Я горевал так, словно это были моиродители, так глубоко я сросся мыслями со своей любимой. Мои будущие тесть и теща – покойники. Кто сообщит Софи это страшное известие? Найдется ли вообще такой человек?
Внезапно мне стало казаться, что все произошло не случайно. Почему изо всех работающих на заводе смерть выбрала именно Шнайдера и родителей Софи? Это было настоящее безумие, без сомнения, но тем не менее я начал верить в некую сверхъестественную силу, которая косит людей вовсе не без разбору, как могло показаться на первый взгляд. Другими словами, с этого момента я вступил в молчаливое соглашение со всемогущими небесными силами.
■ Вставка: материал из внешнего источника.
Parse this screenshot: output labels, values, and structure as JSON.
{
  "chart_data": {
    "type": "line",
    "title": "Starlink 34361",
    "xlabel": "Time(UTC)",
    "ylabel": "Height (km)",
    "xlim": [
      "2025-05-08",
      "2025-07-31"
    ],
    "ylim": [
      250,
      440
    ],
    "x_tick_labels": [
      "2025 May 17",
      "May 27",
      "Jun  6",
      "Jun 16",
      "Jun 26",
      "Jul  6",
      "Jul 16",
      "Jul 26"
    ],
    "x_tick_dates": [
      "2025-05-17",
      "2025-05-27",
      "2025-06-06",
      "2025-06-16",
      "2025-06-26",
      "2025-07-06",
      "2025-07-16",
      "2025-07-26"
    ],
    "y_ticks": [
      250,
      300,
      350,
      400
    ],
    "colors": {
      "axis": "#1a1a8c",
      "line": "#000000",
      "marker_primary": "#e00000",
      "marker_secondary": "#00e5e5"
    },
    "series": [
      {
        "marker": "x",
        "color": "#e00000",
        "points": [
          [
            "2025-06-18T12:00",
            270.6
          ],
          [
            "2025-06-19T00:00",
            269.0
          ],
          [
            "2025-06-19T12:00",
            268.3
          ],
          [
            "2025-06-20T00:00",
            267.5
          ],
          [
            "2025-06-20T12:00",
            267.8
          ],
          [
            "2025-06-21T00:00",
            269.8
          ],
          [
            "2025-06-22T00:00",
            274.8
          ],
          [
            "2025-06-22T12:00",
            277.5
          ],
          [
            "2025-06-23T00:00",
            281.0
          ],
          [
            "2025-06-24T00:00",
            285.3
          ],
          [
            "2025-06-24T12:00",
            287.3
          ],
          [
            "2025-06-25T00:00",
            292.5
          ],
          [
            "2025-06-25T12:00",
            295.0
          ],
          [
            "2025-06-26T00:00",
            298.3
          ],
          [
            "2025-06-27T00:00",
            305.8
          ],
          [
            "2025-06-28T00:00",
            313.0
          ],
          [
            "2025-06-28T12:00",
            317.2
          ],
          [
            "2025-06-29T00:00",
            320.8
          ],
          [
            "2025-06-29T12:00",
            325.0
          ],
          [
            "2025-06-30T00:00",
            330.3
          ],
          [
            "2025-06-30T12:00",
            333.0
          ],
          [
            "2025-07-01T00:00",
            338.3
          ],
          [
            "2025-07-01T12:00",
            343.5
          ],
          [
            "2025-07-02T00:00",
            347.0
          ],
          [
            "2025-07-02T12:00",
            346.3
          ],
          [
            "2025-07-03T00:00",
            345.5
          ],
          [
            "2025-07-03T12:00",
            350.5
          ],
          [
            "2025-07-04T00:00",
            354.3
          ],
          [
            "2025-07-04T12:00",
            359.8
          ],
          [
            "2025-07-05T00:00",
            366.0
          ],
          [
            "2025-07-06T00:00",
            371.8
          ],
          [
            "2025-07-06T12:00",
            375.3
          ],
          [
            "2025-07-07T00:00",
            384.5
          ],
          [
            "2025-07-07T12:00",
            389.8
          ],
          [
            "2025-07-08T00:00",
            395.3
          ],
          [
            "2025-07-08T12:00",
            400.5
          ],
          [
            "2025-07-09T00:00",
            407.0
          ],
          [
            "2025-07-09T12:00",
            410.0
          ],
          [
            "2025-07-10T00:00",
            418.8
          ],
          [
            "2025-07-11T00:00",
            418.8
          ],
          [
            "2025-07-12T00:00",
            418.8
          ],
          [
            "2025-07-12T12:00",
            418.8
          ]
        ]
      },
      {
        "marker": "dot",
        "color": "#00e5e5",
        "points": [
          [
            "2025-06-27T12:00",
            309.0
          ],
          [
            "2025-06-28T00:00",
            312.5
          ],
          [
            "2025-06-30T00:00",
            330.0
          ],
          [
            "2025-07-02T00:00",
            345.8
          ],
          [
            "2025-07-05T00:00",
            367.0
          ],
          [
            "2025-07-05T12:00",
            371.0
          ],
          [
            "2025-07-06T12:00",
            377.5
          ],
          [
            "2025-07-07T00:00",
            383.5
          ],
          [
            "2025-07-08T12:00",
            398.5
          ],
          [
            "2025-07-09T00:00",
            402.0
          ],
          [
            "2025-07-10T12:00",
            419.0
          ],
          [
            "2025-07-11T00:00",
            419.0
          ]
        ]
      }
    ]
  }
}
Я вошел в жилище родителей Софи с бесстрашием блаженного и рассматривал портреты моей любимой, висящие на стенах бедного, плохо отапливаемого жилища. Никто меня не остановил. Помню, что я испытывал при этом стыд и нечто вроде… благодарности к мертвым, что ли. Я перерыл все ящики и нашел открытки от Софи. Наконец-то я узнал, где именно она находится – меньше чем в ста пятидесяти километрах, в одной из деревушек горной местности Альгёй.
В тот же вечер я подошел к отцу с серьезным разговором:
– Я хочу в деревню.
– Что?
– Я хочу, чтобы меня эвакуировали в деревню.
Отец окинул меня мутным, почти безучастным взглядом, отрешенным от всего земного:
– С чего это вдруг?
– Погибли родители Софи.
– Софи? Кто это?
– Она была с нами в бомбоубежище. Спала со мной на одной кровати.
– А-а, эта. Да, помню. – Он помолчал. – Ты хочешь к ней?
– Да.
– Похоже, ты не на шутку влюбился, правда?
Его вопрос прозвучал почти весело, и это приободрило меня.
– Да, папа.
– Ничего, жизнь не стоит на месте. Она бесстыдно переступает через все потери. Верно?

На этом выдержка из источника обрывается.